Zum ersten Mal war das Zeltlager auf vier Tage ausgedehnt. Unser Vorsitzender Ralf Beckhäuser sah sich aus einiger Entfernung, nachdenklich auf einer Bank sitzend, das Treiben an und sprach von einer schönen Zeltstadt. Ein Programm für kleine und für große Kinder war vorbereitet und wurde mit Freude angenommen. Es gab täglich mindestens zwei Programmthemen:

Bastelarbeiten, Brettspiele, Ballspiele und Wettbewerbe (Eierlaufen), Seifenblasen, auch Nachtwanderungen (Schnitzeljagd) wurden unter Aufsicht geboten. Eine vorgesehene Tombola musste aus Zeitgründen ausfallen. Die Preise sind noch vorhanden und es werden sich zur Zeit Gedanken gemacht, wie man die Tombola nachholen kann.
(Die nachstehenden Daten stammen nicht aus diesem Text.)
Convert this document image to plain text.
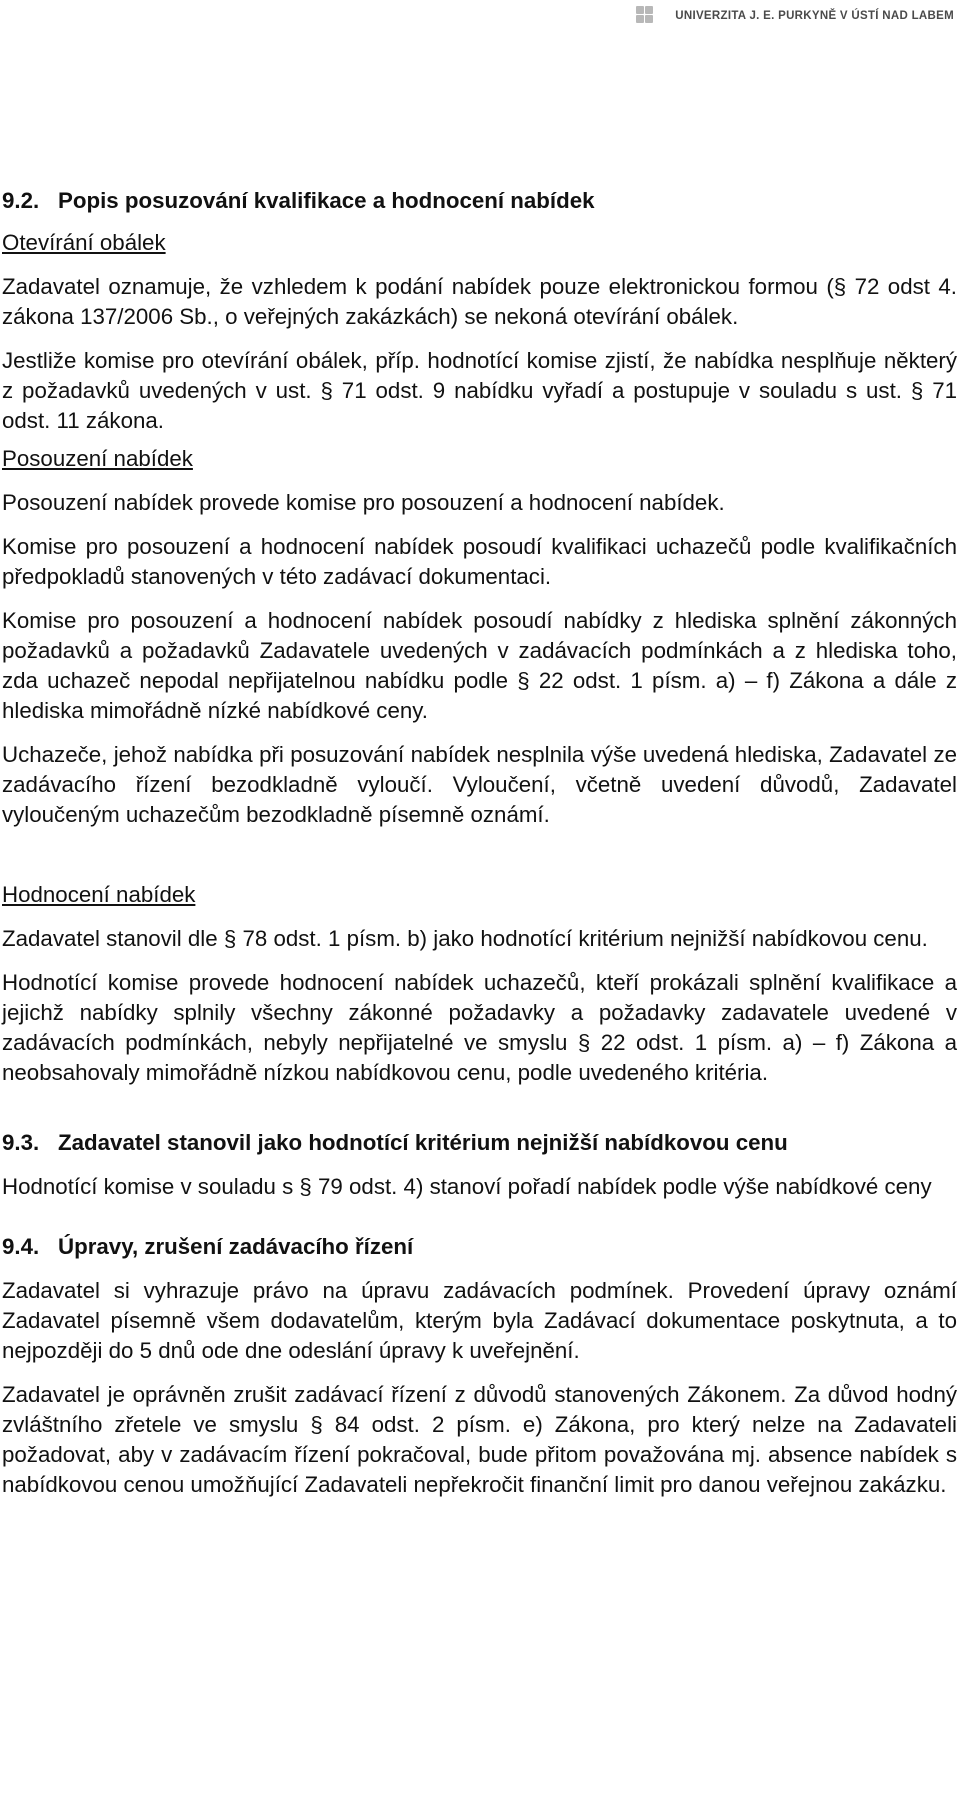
UNIVERZITA J. E. PURKYNĚ V ÚSTÍ NAD LABEM
9.2. Popis posuzování kvalifikace a hodnocení nabídek
Otevírání obálek

Zadavatel oznamuje, že vzhledem k podání nabídek pouze elektronickou formou (§ 72 odst 4. zákona 137/2006 Sb., o veřejných zakázkách) se nekoná otevírání obálek.

Jestliže komise pro otevírání obálek, příp. hodnotící komise zjistí, že nabídka nesplňuje některý z požadavků uvedených v ust. § 71 odst. 9 nabídku vyřadí a postupuje v souladu s ust. § 71 odst. 11 zákona.

Posouzení nabídek

Posouzení nabídek provede komise pro posouzení a hodnocení nabídek.

Komise pro posouzení a hodnocení nabídek posoudí kvalifikaci uchazečů podle kvalifikačních předpokladů stanovených v této zadávací dokumentaci.

Komise pro posouzení a hodnocení nabídek posoudí nabídky z hlediska splnění zákonných požadavků a požadavků Zadavatele uvedených v zadávacích podmínkách a z hlediska toho, zda uchazeč nepodal nepřijatelnou nabídku podle § 22 odst. 1 písm. a) – f) Zákona a dále z hlediska mimořádně nízké nabídkové ceny.

Uchazeče, jehož nabídka při posuzování nabídek nesplnila výše uvedená hlediska, Zadavatel ze zadávacího řízení bezodkladně vyloučí. Vyloučení, včetně uvedení důvodů, Zadavatel vyloučeným uchazečům bezodkladně písemně oznámí.

Hodnocení nabídek

Zadavatel stanovil dle § 78 odst. 1 písm. b) jako hodnotící kritérium nejnižší nabídkovou cenu.

Hodnotící komise provede hodnocení nabídek uchazečů, kteří prokázali splnění kvalifikace a jejichž nabídky splnily všechny zákonné požadavky a požadavky zadavatele uvedené v zadávacích podmínkách, nebyly nepřijatelné ve smyslu § 22 odst. 1 písm. a) – f) Zákona a neobsahovaly mimořádně nízkou nabídkovou cenu, podle uvedeného kritéria.

9.3. Zadavatel stanovil jako hodnotící kritérium nejnižší nabídkovou cenu

Hodnotící komise v souladu s § 79 odst. 4) stanoví pořadí nabídek podle výše nabídkové ceny

9.4. Úpravy, zrušení zadávacího řízení

Zadavatel si vyhrazuje právo na úpravu zadávacích podmínek. Provedení úpravy oznámí Zadavatel písemně všem dodavatelům, kterým byla Zadávací dokumentace poskytnuta, a to nejpozději do 5 dnů ode dne odeslání úpravy k uveřejnění.

Zadavatel je oprávněn zrušit zadávací řízení z důvodů stanovených Zákonem. Za důvod hodný zvláštního zřetele ve smyslu § 84 odst. 2 písm. e) Zákona, pro který nelze na Zadavateli požadovat, aby v zadávacím řízení pokračoval, bude přitom považována mj. absence nabídek s nabídkovou cenou umožňující Zadavateli nepřekročit finanční limit pro danou veřejnou zakázku.
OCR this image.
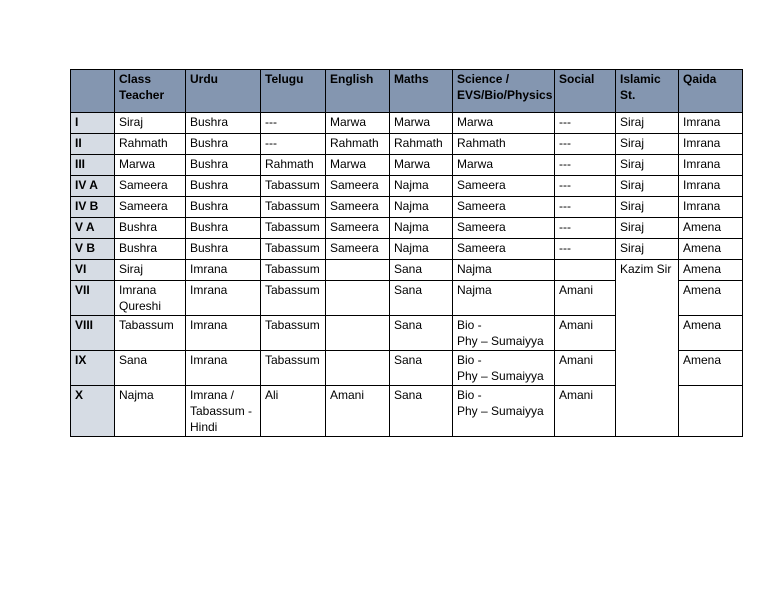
	Class
Teacher	Urdu	Telugu	English	Maths	Science /
EVS/Bio/Physics	Social	Islamic
St.	Qaida
I	Siraj	Bushra	---	Marwa	Marwa	Marwa	---	Siraj	Imrana
II	Rahmath	Bushra	---	Rahmath	Rahmath	Rahmath	---	Siraj	Imrana
III	Marwa	Bushra	Rahmath	Marwa	Marwa	Marwa	---	Siraj	Imrana
IV A	Sameera	Bushra	Tabassum	Sameera	Najma	Sameera	---	Siraj	Imrana
IV B	Sameera	Bushra	Tabassum	Sameera	Najma	Sameera	---	Siraj	Imrana
V A	Bushra	Bushra	Tabassum	Sameera	Najma	Sameera	---	Siraj	Amena
V B	Bushra	Bushra	Tabassum	Sameera	Najma	Sameera	---	Siraj	Amena
VI	Siraj	Imrana	Tabassum		Sana	Najma		Kazim Sir	Amena
VII	Imrana
Qureshi	Imrana	Tabassum		Sana	Najma	Amani		Amena
VIII	Tabassum	Imrana	Tabassum		Sana	Bio -
Phy – Sumaiyya	Amani		Amena
IX	Sana	Imrana	Tabassum		Sana	Bio -
Phy – Sumaiyya	Amani		Amena
X	Najma	Imrana /
Tabassum -
Hindi	Ali	Amani	Sana	Bio -
Phy – Sumaiyya	Amani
Durch den Besuch von Michael Elsenbruch (Gondwana-Praehistorium) mit dem Dino­baby war am Freitag, den 4. August ein reges Treiben und viel Freude bei den Kindern und Erwachsenen. Gondwana-Praehistorium Landsweiler-Reden stellte uns bei dieser Überraschung eine Familienfreikarte und fünf Kinderfreikarten zur Verfügung. Diese Freikarten sind auch Preise einer nachzuholenden Tombola, vielleicht an unserer Weihnachtsfeier.

Die Nachtwanderungen waren begleitet durch erwachsene Aufsichtspersonen.

Außerdem wurde ein Vortrag für Jung und Alt durch Förster Wolf, Vater einer Trainerin vom Verein, gehalten. Thema: Pflanzen und Tiere unserer Wälder.

Fleißige Helfer über die Tage waren unersetzlich: Iris Körner, Guido Theis, Tatjana Annen, Manuela Fundinger, Sarah Wolf und deren Familien, unsere Trainerinnen, die auch rege an der Vorbereitung der Veranstaltung beteiligt waren.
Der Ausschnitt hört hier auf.